Das U-Bahnnetz wächst zu langsam. Busse und Taxis sind unzuverlässig. Eine Fahrt im Microbus ist gefährlich. Die Folge: Ägyptens Hauptstadt versinkt jeden Tag im Stau.

Von Paul-Anton Krüger, Kairo

Fast so viel Eindruck wie die majestätischen Pyramiden von Gizeh hinterlässt bei Besuchern Kairos der infernalische Verkehr. Mit durchschnittlich gerade einmal 16,5 Kilometern pro Stunde quälen sich Autos, Motorräder und Busse Stoßstange an Stoßstange über die notorisch verstopften Straßen der Metropole, in deren Großraum mittlerweile an die 25 Millionen Menschen leben. Entspanntes Cruisen versprechen allenfalls die Nil-Busse, alte Passagier-Boote, die nach Fahrplan auf dem Strom verkehren, und moderne gelbe Motorboote, die als Ruf-Taxis fungieren - aber entsprechend teuer sind.

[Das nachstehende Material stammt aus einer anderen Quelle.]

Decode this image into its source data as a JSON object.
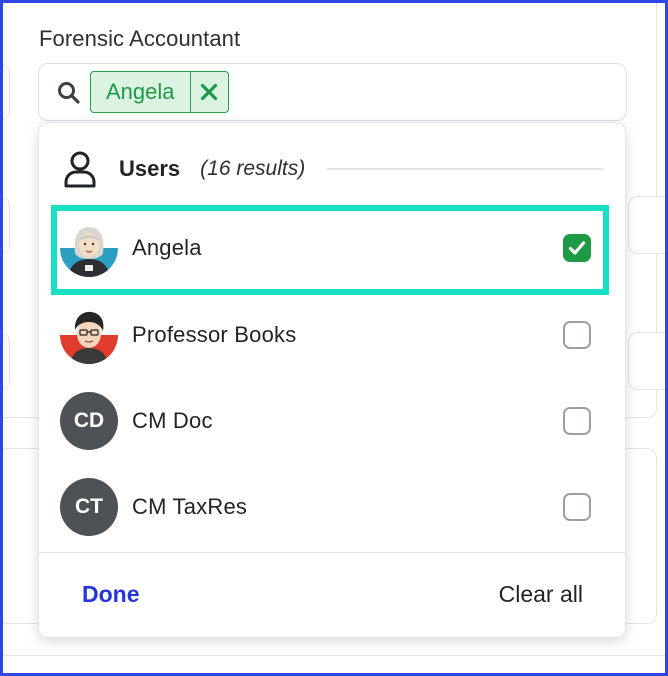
{
  "field": {
    "label": "Forensic Accountant",
    "selected_chip": "Angela"
  },
  "dropdown": {
    "group_title": "Users",
    "group_count": "(16 results)",
    "options": [
      {
        "name": "Angela",
        "avatar": "photo-angela",
        "checked": true
      },
      {
        "name": "Professor Books",
        "avatar": "photo-professor-books",
        "checked": false
      },
      {
        "name": "CM Doc",
        "initials": "CD",
        "checked": false
      },
      {
        "name": "CM TaxRes",
        "initials": "CT",
        "checked": false
      }
    ],
    "done_label": "Done",
    "clear_label": "Clear all"
  },
  "colors": {
    "accent_blue": "#2535d8",
    "chip_green": "#1e9a46",
    "highlight_teal": "#17e0c4",
    "frame_blue": "#2f47e8",
    "initials_gray": "#4e5257"
  }
}
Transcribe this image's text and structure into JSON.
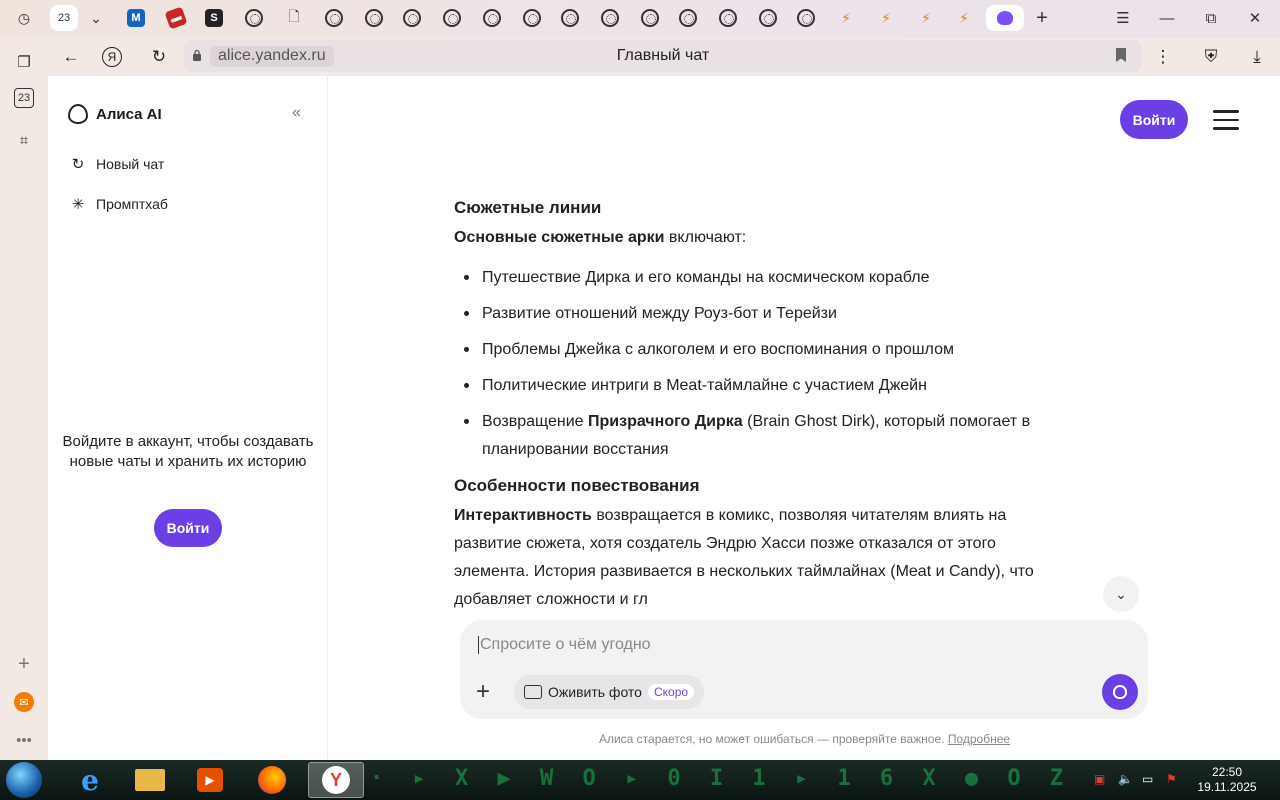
{
  "browser": {
    "tab_counter": "23",
    "url": "alice.yandex.ru",
    "page_title": "Главный чат",
    "sidebar_counter": "23"
  },
  "sidebar": {
    "brand": "Алиса AI",
    "items": [
      {
        "label": "Новый чат",
        "icon": "new-chat-icon"
      },
      {
        "label": "Промптхаб",
        "icon": "sparkle-icon"
      }
    ],
    "login_prompt": "Войдите в аккаунт, чтобы создавать новые чаты и хранить их историю",
    "login_button": "Войти"
  },
  "header": {
    "login_button": "Войти"
  },
  "article": {
    "section1_title": "Сюжетные линии",
    "intro_bold": "Основные сюжетные арки",
    "intro_rest": " включают:",
    "bullets": [
      "Путешествие Дирка и его команды на космическом корабле",
      "Развитие отношений между Роуз-бот и Терейзи",
      "Проблемы Джейка с алкоголем и его воспоминания о прошлом",
      "Политические интриги в Meat-таймлайне с участием Джейн"
    ],
    "bullet5_pre": "Возвращение ",
    "bullet5_bold": "Призрачного Дирка",
    "bullet5_post": " (Brain Ghost Dirk), который помогает в планировании восстания",
    "section2_title": "Особенности повествования",
    "para_bold": "Интерактивность",
    "para_rest": " возвращается в комикс, позволяя читателям влиять на развитие сюжета, хотя создатель Эндрю Хасси позже отказался от этого элемента. История развивается в нескольких таймлайнах (Meat и Candy), что добавляет сложности и гл"
  },
  "composer": {
    "placeholder": "Спросите о чём угодно",
    "chip_label": "Оживить фото",
    "chip_badge": "Скоро"
  },
  "footer": {
    "disclaimer": "Алиса старается, но может ошибаться — проверяйте важное.",
    "more_link": "Подробнее"
  },
  "taskbar": {
    "time": "22:50",
    "date": "19.11.2025"
  },
  "colors": {
    "accent": "#6c3fe6"
  }
}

Auf den Straßen steht man meist in der Rushhour. Morgens von sieben bis elf Uhr und dann wieder ab nachmittags um drei kommt man auf vielen innerstädtischen Verkehrsachsen laut einer Studie der Weltbank aus dem Jahr 2014 nur mit sechs Kilometer pro Stunde voran: Schrittgeschwindigkeit. Die Fahrt vom Zentrum am Tahrir-Platz zum 20 Kilometer entfernten Flughafen dauert nachts kaum 15 Minuten, zum Beginn des Wochenendes am Donnerstagnachmittag kann dieselbe Strecke gut zwei Stunden in Anspruch nehmen.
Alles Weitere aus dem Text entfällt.